Julianna Barwick: Will

- These days when I listen to Julianna Barwick I kinda look over my shoulder, to see if anybody’s looking at me with a raised eyebrow. It's similar to how I feel listening to Dead Can Dance. This is music that is so effortlessly embracing: the bliss will just swallow you, you almost don’t have a choice in the matter. So, why would you think twice about it? It’s because it might be too easy. Barwick is, nominally, an ambient artist, despite the vocals and array of other instruments you wouldn’t find in a lot of ambient music these days. She is also only a step or two away from new age, chillout or even elevator music. Nobody -not even Vangelis- wants to be called that and, really, Julianna Barwick is a confusing array of things, things which make her unique even as they increase her potential for producing wallpaper music. Take her DIY quality. Barwick started as a bedroom artist, looping her voice endlessly and smothering it in reverb. She’s come a long way since her earliest experiments, met a lot of people and learned a lot of things, but you can still hear the origins of her sound on Will. This is simple, spacious music. Basic melodic patterns are looped and then layered, song after song. It’s actually a lot like the method employed by Phillip Glass, though Barwick isn’t copying Glass and, to her credit, she doesn’t sound like a carbon copy of the guy, unlike nearly all indie imitators of minimalist sounds. Then again, one of the biggest criticisms levelled at Glass is the sleep inducing boredom of his endlessly repetitive style. On her last full-length, Nepenthe, Barwick teamed up with Sigur Rós’ Alex Somers and folded a lot of new elements into her style: studio production, string quartets, post-rock crescendos and songs with lyrics.
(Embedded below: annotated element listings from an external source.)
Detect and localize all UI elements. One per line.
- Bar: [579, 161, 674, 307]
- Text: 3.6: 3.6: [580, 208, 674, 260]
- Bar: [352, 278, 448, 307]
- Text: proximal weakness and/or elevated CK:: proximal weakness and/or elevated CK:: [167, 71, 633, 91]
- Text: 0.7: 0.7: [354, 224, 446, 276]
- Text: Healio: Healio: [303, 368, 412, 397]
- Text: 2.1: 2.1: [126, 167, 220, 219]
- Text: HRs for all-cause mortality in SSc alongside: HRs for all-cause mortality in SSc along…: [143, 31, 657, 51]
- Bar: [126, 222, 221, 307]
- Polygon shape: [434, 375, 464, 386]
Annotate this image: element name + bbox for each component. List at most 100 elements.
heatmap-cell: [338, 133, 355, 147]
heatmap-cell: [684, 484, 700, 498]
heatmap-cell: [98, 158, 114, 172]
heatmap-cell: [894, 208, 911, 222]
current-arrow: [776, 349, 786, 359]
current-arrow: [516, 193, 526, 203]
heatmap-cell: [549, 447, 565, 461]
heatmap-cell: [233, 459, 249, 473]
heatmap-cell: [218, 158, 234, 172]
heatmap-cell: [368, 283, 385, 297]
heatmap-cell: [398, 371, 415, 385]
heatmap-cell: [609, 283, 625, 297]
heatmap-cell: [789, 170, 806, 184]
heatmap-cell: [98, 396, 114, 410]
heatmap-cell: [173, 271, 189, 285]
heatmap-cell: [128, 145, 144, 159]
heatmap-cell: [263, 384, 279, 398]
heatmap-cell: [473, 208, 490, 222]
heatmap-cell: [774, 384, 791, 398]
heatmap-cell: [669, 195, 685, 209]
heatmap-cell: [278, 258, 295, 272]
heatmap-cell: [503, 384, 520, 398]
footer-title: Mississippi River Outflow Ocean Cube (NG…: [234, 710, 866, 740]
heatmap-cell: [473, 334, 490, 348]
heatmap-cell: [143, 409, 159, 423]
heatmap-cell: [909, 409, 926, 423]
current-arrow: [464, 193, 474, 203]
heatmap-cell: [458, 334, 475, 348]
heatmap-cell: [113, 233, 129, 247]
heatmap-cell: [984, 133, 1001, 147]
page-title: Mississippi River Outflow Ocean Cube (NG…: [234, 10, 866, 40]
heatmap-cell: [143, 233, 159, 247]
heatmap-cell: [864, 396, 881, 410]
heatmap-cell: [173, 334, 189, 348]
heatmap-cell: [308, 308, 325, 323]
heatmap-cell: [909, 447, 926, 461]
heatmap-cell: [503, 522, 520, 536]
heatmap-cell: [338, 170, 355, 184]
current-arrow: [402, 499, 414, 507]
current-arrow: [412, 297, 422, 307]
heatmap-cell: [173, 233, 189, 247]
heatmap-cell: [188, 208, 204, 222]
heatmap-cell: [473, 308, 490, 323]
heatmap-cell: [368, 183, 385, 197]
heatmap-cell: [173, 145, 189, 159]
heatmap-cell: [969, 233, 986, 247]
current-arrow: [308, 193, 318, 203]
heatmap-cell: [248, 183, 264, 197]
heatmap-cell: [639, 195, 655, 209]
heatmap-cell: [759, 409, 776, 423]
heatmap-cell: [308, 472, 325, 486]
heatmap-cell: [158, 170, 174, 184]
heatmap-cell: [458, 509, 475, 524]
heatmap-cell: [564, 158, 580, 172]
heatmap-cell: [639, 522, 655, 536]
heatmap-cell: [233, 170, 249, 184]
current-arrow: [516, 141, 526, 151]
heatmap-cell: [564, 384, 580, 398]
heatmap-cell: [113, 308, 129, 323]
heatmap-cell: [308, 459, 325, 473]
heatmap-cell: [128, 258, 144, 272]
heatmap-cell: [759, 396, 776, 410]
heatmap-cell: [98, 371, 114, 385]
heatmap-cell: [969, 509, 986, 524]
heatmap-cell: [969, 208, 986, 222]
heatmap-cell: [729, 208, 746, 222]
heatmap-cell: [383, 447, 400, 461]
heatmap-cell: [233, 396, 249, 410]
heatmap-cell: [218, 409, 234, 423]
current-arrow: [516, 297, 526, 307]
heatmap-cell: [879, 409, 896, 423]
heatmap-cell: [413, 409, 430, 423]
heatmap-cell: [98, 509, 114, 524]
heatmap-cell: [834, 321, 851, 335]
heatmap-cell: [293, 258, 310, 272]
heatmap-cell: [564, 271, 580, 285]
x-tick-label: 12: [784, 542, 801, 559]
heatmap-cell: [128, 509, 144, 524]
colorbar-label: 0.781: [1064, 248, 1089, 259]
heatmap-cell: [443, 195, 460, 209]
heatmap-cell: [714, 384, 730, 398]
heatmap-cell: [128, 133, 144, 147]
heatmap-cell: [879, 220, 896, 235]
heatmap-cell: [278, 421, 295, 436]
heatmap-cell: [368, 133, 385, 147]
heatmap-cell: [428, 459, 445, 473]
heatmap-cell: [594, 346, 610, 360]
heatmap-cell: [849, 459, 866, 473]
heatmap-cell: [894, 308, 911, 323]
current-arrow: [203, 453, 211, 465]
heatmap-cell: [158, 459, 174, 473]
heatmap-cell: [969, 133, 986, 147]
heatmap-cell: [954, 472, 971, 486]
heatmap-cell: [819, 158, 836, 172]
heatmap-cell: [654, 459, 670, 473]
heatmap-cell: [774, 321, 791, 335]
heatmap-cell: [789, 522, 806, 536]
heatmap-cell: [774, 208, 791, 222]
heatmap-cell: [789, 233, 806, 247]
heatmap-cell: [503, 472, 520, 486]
On Will she’s gone back to self-production but she’s retained a lot of the stylistic innovations: strings here, duets there. Not all, one of the most obvious divergences is the move away from those huge post-rock trajectories and back towards the simple, incremental layering of sounds. I could have done with more complexity rather than less, something to make the bliss seem more like an artistic endeavour and less like self-medication, but I already know that most fans are embracing Will with a great deal of enthusiasm; and why not? There’s a great deal to like. I just get the feeling that there could be even more to like. Something beyond unadulterated bliss. - Chris Cobcroft.